18      Elle conteste l’appréciation de la chambre de recours relative à la similitude des produits et soutient que les conditions permettant de conclure à l’existence d’un risque de confusion sont réunies en l’espèce.

19      L’OHMI conteste les arguments de la requérante.

20      Aux termes de l’article 8, paragraphe 1, sous b), du règlement nº 207/2009, sur opposition du titulaire d’une marque antérieure, la marque demandée est refusée à l’enregistrement lorsque, en raison de son identité ou de sa similitude avec une marque antérieure et en raison de l’identité ou de la similitude des produits ou des services que les deux marques désignent, il existe un risque de confusion dans l’esprit du public du territoire sur lequel la marque antérieure est protégée. Le risque de confusion comprend le risque d’association avec la marque antérieure.

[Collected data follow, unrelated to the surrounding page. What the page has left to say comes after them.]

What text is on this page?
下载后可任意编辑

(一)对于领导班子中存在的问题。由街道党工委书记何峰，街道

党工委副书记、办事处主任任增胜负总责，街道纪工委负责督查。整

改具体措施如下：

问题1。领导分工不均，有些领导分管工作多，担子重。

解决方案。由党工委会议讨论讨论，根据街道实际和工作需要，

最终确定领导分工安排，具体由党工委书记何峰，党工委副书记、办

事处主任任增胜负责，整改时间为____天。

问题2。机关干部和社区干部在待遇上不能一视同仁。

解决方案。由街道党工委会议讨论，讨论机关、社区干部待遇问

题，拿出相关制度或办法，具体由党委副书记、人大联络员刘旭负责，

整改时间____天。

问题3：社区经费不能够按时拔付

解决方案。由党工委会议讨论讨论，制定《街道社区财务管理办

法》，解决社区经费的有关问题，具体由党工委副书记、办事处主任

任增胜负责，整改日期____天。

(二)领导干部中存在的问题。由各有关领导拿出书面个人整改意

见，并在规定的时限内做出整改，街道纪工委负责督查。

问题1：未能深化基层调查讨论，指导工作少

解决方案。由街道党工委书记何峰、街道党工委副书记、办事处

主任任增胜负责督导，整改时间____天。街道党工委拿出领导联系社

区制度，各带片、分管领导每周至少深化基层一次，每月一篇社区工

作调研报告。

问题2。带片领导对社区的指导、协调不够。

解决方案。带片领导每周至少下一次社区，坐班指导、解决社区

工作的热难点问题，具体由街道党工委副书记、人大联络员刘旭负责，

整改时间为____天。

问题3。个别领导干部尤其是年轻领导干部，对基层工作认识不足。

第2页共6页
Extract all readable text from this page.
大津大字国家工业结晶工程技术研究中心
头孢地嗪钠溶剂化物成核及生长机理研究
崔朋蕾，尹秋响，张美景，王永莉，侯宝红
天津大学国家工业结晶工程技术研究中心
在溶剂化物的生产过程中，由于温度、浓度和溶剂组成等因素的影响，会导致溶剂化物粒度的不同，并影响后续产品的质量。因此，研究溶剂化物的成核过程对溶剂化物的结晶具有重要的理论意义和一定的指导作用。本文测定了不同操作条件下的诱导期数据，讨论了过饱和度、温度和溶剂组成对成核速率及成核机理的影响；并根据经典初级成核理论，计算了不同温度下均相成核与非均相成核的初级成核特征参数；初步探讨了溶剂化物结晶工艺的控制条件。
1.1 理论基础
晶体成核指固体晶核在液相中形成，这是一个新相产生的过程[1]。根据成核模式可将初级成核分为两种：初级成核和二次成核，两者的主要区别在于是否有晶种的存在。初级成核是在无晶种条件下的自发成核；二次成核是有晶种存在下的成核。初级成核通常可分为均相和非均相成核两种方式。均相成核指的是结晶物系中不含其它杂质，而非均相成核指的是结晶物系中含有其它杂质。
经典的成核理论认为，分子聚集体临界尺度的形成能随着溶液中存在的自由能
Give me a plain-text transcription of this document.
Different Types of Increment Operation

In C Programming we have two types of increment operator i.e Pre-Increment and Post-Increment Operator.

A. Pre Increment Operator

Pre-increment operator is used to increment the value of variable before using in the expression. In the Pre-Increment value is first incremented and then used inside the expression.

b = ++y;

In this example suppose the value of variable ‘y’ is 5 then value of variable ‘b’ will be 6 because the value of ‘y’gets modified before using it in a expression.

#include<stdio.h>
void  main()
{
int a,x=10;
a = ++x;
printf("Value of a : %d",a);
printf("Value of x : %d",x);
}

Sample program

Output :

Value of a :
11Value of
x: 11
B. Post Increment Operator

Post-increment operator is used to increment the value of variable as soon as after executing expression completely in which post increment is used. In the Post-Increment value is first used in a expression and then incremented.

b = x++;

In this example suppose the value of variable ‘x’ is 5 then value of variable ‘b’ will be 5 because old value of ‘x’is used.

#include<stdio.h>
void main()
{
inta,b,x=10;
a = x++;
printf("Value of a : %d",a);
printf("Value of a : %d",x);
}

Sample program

21      Selon une jurisprudence constante, constitue un risque de confusion le risque que le public puisse croire que les produits ou les services en cause proviennent de la même entreprise ou d’entreprises liées économiquement. Selon cette même jurisprudence, le risque de confusion doit être apprécié globalement, selon la perception que le public pertinent a des signes et des produits ou des services en cause, et en tenant compte de tous les facteurs pertinents en l’espèce, notamment de l’interdépendance de la similitude des signes et de celle des produits ou des services désignés [voir arrêt du Tribunal du 9 juillet 2003, Laboratorios RTB/OHMI – Giorgio Beverly Hills (GIORGIO BEVERLY HILLS), T‑162/01, Rec. p. II‑2821, points 30 à 33, et la jurisprudence citée].

22      Aux fins de l’application de l’article 8, paragraphe 1, sous b), du règlement nº 207/2009, un risque de confusion présuppose à la fois une identité ou une similitude des marques en conflit et une identité ou une similitude des produits ou des services qu’elles désignent. Il s’agit là de conditions cumulatives [voir arrêt du Tribunal du 22 janvier 2009, Commercy/OHMI – easyGroup IP Licensing (easyHotel), T‑316/07, Rec. p. II‑43, point 42, et la jurisprudence citée].

 Sur le public pertinent

23      Selon la jurisprudence, dans le cadre de l’appréciation globale du risque de confusion, il convient de prendre en compte le consommateur moyen de la catégorie de produits concernée, normalement informé et raisonnablement attentif et avisé. Il y a également lieu de prendre en considération le fait que le niveau d’attention du consommateur moyen est susceptible de varier en fonction de la catégorie de produits ou de services en cause [voir arrêt du Tribunal du 13 février 2007, Mundipharma/OHMI – Altana Pharma (RESPICUR), T‑256/04, Rec. p. II‑449, point 42, et la jurisprudence citée].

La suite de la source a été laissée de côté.